Mummenschanz. Stück für Stück: Mummenschanz in großen Hallen

Mummenschanz in großen Hallen

Wortkompositionen sind manchmal die Keimzelle für ein bestimmtes Gefühl, mit dem ich arbeite. Ich habe sehr viele linguistische Spielerein produziert, und dadurch wurde mir im Laufe der Zeit der Titel oft genauso wichtig wie der folgende Textkörper. Für Mummenschanz in großen Hallen war einmal mehr die Idee der Vergänglichkeit (oder besser gesagt die Idee des Wandels) verantwortlich, aber zu Beginn stand das Wort “Mumpenzimmer”. Das Wort “Mumpe” ist ein Kofferwort aus “Microballons” und “Pampe” und bezieht sich auf einen Füllstoff. Allerdings wusste ich davon nichts. Mir ging es darum, einen Raum zu benennen, in dem die Seelen ausrangierter Dinge landen. Es ist ein Spiel mit der Transformation, die eigentlich von Platons Ideenlehre abstammt, natürlich indem ich ihm widerspreche. Selbstverständlich ist ein Knopf ein Knopf und wird nie etwas anderes sein. Anders wie etwas Platons “Knopfheit” aber gibt es bei mir die Progression der Bestimmung. Einfach ausgedrückt: ein Knopf mag eine Weste schließen, aber in meinen großen Hallen kann er vielleicht irgendwann dasselbe mit einer Türe tun. Darum geht es freilich nicht alleine, aber ich werde einen Teufel tun, irgendeine Interpretation zu liefern. Ich gehöre zu jenen Autoren, die keinen Anspruch auf die Deutung eines Werkes geltend machen, sobald es in die Öffentlichkeit gelangt ist. Ich habe oft genug dem Raunen der Interpreten zugehört und mich gewundert, aber es war vielmehr ein Staunen.

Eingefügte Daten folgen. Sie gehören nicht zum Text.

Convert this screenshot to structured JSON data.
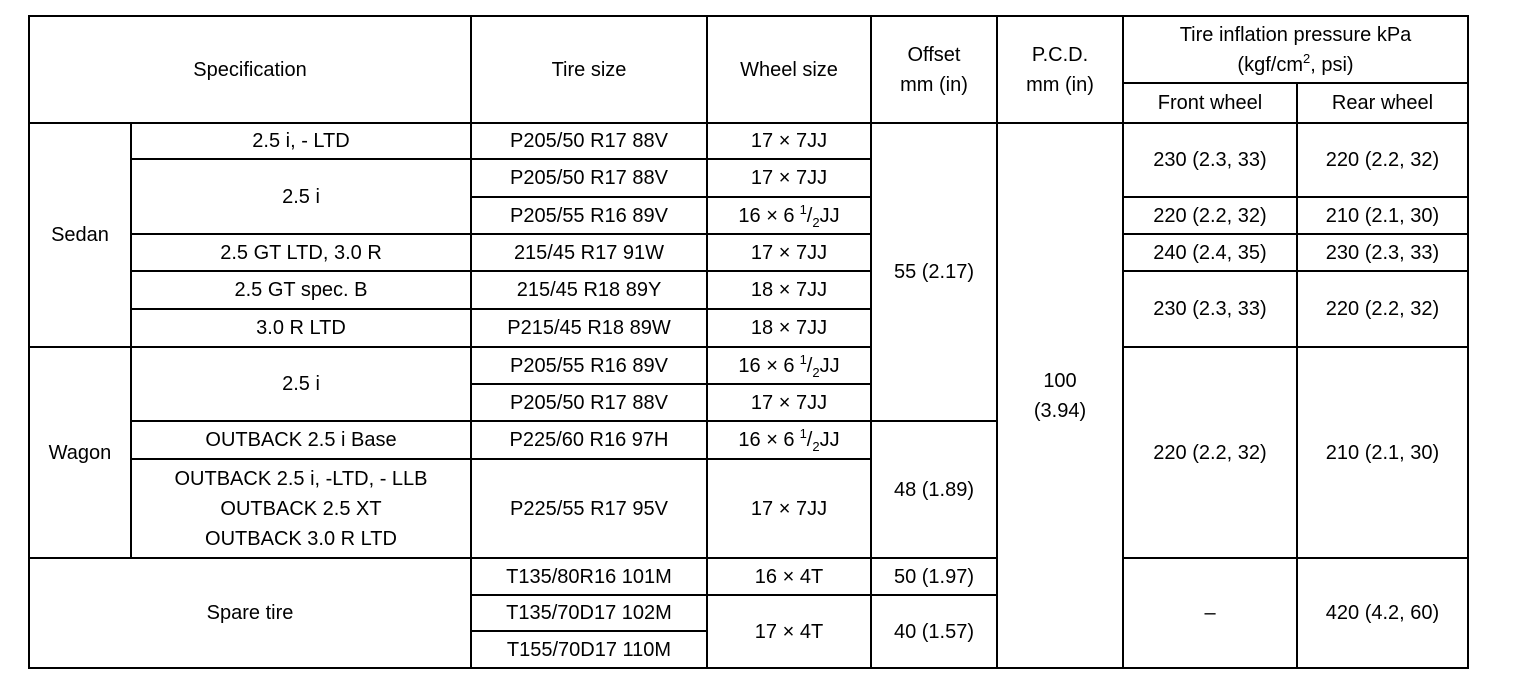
{
  "table": {
    "header": {
      "specification": "Specification",
      "tire_size": "Tire size",
      "wheel_size": "Wheel size",
      "offset": [
        "Offset",
        "mm (in)"
      ],
      "pcd": [
        "P.C.D.",
        "mm (in)"
      ],
      "pressure": {
        "title": "Tire inflation pressure kPa",
        "unit_prefix": "(kgf/cm",
        "unit_exponent": "2",
        "unit_suffix": ", psi)",
        "front": "Front wheel",
        "rear": "Rear wheel"
      }
    },
    "groups": [
      "Sedan",
      "Wagon",
      "Spare tire"
    ],
    "specs": [
      "2.5 i, - LTD",
      "2.5 i",
      "2.5 GT LTD, 3.0 R",
      "2.5 GT spec. B",
      "3.0 R LTD",
      "2.5 i",
      "OUTBACK 2.5 i Base",
      [
        "OUTBACK 2.5 i, -LTD, - LLB",
        "OUTBACK 2.5 XT",
        "OUTBACK 3.0 R LTD"
      ]
    ],
    "tire_sizes": [
      "P205/50 R17 88V",
      "P205/50 R17 88V",
      "P205/55 R16 89V",
      "215/45 R17 91W",
      "215/45 R18 89Y",
      "P215/45 R18 89W",
      "P205/55 R16 89V",
      "P205/50 R17 88V",
      "P225/60 R16 97H",
      "P225/55 R17 95V",
      "T135/80R16 101M",
      "T135/70D17 102M",
      "T155/70D17 110M"
    ],
    "wheel_sizes": [
      "17 × 7JJ",
      "17 × 7JJ",
      {
        "whole": "16 × 6",
        "numerator": "1",
        "denominator": "2",
        "unit": "JJ"
      },
      "17 × 7JJ",
      "18 × 7JJ",
      "18 × 7JJ",
      {
        "whole": "16 × 6",
        "numerator": "1",
        "denominator": "2",
        "unit": "JJ"
      },
      "17 × 7JJ",
      {
        "whole": "16 × 6",
        "numerator": "1",
        "denominator": "2",
        "unit": "JJ"
      },
      "17 × 7JJ",
      "16 × 4T",
      "17 × 4T"
    ],
    "offsets": [
      "55 (2.17)",
      "48 (1.89)",
      "50 (1.97)",
      "40 (1.57)"
    ],
    "pcd": [
      "100",
      "(3.94)"
    ],
    "front": [
      "230 (2.3, 33)",
      "220 (2.2, 32)",
      "240 (2.4, 35)",
      "230 (2.3, 33)",
      "220 (2.2, 32)",
      "–"
    ],
    "rear": [
      "220 (2.2, 32)",
      "210 (2.1, 30)",
      "230 (2.3, 33)",
      "220 (2.2, 32)",
      "210 (2.1, 30)",
      "420 (4.2, 60)"
    ]
  }
}
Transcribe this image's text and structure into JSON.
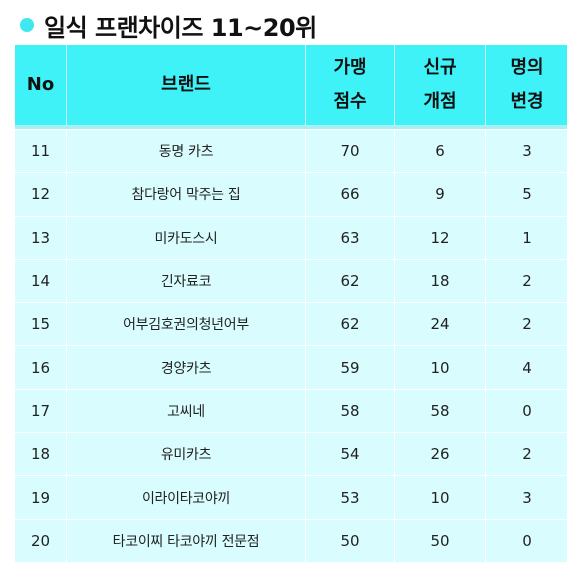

Wir müssen uns den Begriff Mummenschanz noch etwas genauer ansehen. Nicht, dass jedem klar sein dürfte, dass er mit Verkleidung und Maskerade zu tun hat, schließlich mit dem Vermummen und Verhüllen. Aber obwohl deutsche Quellen aus dem 16. Jahrhundert auf den Karneval hinweisen, bei dem maskierte Personen von Haus zu Haus gingen und ein Würfelspiel an der Türe anboten, wurde der Mummenschanz bereits im 18. Jahrhundert nur noch mit harmloser Verkleidung in Verbindung gebracht (so sicher war das eigentliche Würfelspiel nämlich nicht, man konnte natürlich alles gewinnen, aber man konnte eben auch alles verlieren.)

Die eigentliche Wurzel finden wir in der griechischen Mythologie, wo Momus die Personifikation der Satire und des Spottes ist. Als scharfzüngiger Geist, der ungerechte Kritik übte, wurde Momus schließlich aus der Gesellschaft der Götter des Olymp verstoßen. Hesiod sagte, dass Momus ein Sohn der Nacht (Nyx) war.